É uma perturbação que afeta o desenvolvimento das funções executivas, capacidades essas que nos permitem planear, focar a atenção, lembrar instruções e gerir várias tarefas.
A dificuldade do Xavier em regular e manter a atenção, explica os esquecimentos, a dificuldade em iniciar e permanecer numa tarefa até ao fim, os constantes atrasos, a desatenção nas reuniões e em conversas, o perder-se nos próprios pensamentos, a sobreposição de compromissos, a desarrumação, o tempo longo que necessita para realizar tarefas no trabalho, a distração fácil, e o tempo exagerado que perde com pormenores.
Na PHDA, não significa que não haja qualquer atenção, mas antes uma atenção desregulada
O Xavier não consegue focar- se em apenas um estímulo, mas acaba por dividir a sua atenção por vários estímulos “ao mesmo tempo”.

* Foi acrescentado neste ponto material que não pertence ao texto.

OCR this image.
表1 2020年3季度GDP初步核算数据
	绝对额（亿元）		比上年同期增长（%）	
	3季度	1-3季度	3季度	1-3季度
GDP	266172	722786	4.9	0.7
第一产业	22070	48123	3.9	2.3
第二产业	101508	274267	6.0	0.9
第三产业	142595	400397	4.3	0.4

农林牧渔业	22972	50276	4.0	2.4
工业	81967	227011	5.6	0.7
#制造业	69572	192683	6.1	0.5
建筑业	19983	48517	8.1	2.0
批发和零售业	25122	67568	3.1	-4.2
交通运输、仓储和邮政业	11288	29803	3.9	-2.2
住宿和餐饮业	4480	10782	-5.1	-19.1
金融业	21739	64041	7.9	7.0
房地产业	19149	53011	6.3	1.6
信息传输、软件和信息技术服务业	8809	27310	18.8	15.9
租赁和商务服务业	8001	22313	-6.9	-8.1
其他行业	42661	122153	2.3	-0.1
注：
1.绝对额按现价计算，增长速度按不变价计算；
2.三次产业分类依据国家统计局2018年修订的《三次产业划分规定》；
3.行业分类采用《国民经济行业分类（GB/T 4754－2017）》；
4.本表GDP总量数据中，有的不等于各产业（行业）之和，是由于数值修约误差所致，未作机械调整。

Já a dificuldade em regular e inibir o próprio comportamento, o que inclui também o seu discurso e pensamentos, explica a dificuldade em permanecer sentado (e calado!) a ver um filme, em manter-se quieto à mesa, em controlar o seu discurso, em dar espaço e escutar o outro, o constante terminar das frases dos outros e precipitar respostas antes de uma pergunta terminada, a atividade mental tão acelerada e constante, com pensamentos a saltar de uns para os outros à velocidade da luz, que torna tão difícil aos outros acompanharem o seu raciocínio.
Apesar de ninguém saber, estas dificuldades e rótulos que vai ouvindo (e interiorizando) desde muito novo, são causadores de um grande sofrimento. Apesar de ninguém suspeitar, o Xavier tenta e esforça-se por ser e fazer melhor, mas é tão difícil…
O que é que eu tenho de errado? Como é que me fui esquecer disto? Porque é que sou tão estúpido? Porque é que não sei estar calado? Porque é que não consigo fazer as coisas? São alguns dos pensamentos recorrentes que lhe passam pela cabeça.
O Xavier precisa de saber que as suas dificuldades são consequência de uma condição neurobiológica e que podem ser trabalhadas com ajuda farmacológica e psicoterapêutica.
Este caminho permitirá viver relações mais saudáveis, um trabalho onde é capaz de fazer valer as suas capacidades e ser bem-sucedido, uma vida mais organizada e funcional e um autoconceito mais verdadeiro e positivo.